Ich habe jetzt ein bisschen dazu gesucht, aber Belege kann ich dafür nicht finden. Eisen ist einfach das Ende der möglichen Fusionsprozesse (stabilstes Element), es wird keine Energie mehr frei. So wie Asche bei einem Holzfeuer das ist, was übrig bleibt - das Feuer aber nicht "vergiftet".
Und da es Sachen wie den CNO-Zyklus gibt, würde es mich wundern, wenn andere schwere Elemente irgendwie aktiv die Fusion behindern.

Zitat:

da ist es AFAIK im wesentlichen der Zusammenhang Rotverschiebung <-> Entfernung <-> Alter, nicht so sehr die Elemente.
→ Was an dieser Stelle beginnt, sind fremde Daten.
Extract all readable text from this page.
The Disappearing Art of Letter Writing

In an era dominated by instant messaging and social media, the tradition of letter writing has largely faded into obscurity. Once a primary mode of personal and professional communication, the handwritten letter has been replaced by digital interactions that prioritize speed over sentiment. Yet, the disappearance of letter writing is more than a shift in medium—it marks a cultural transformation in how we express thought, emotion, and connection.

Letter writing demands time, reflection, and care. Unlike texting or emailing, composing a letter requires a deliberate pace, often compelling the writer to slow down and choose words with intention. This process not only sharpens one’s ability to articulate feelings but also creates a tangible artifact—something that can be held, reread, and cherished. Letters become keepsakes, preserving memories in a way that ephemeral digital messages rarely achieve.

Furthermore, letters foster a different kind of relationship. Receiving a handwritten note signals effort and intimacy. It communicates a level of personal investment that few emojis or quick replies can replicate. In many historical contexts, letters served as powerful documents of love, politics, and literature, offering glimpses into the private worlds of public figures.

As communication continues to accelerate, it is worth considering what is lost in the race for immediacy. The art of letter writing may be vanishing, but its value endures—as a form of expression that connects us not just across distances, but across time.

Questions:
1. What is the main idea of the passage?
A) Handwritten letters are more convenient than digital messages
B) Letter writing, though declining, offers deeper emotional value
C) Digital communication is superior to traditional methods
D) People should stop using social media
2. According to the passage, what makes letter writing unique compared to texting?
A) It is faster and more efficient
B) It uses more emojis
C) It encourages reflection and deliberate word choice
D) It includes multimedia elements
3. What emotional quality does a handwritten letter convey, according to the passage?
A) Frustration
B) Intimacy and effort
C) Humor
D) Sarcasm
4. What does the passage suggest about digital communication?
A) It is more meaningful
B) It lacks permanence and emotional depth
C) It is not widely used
Weit entfernte Objekte entfernen sich mit höherer Geschindigkeit von uns als nähere Objekte. Womit grundsätzlich die Entfernung damit verbunden ist. Die Objekte können sich aber auch auf uns zu bewegen, weshalb das nicht einfach reicht. Aber z.B. mit einer Typ Ia Supernova, deren Ablauf immer gleich ist, kann man die Entfernung, Geschwindigkeit, ... einer Galaxie genau bestimmen.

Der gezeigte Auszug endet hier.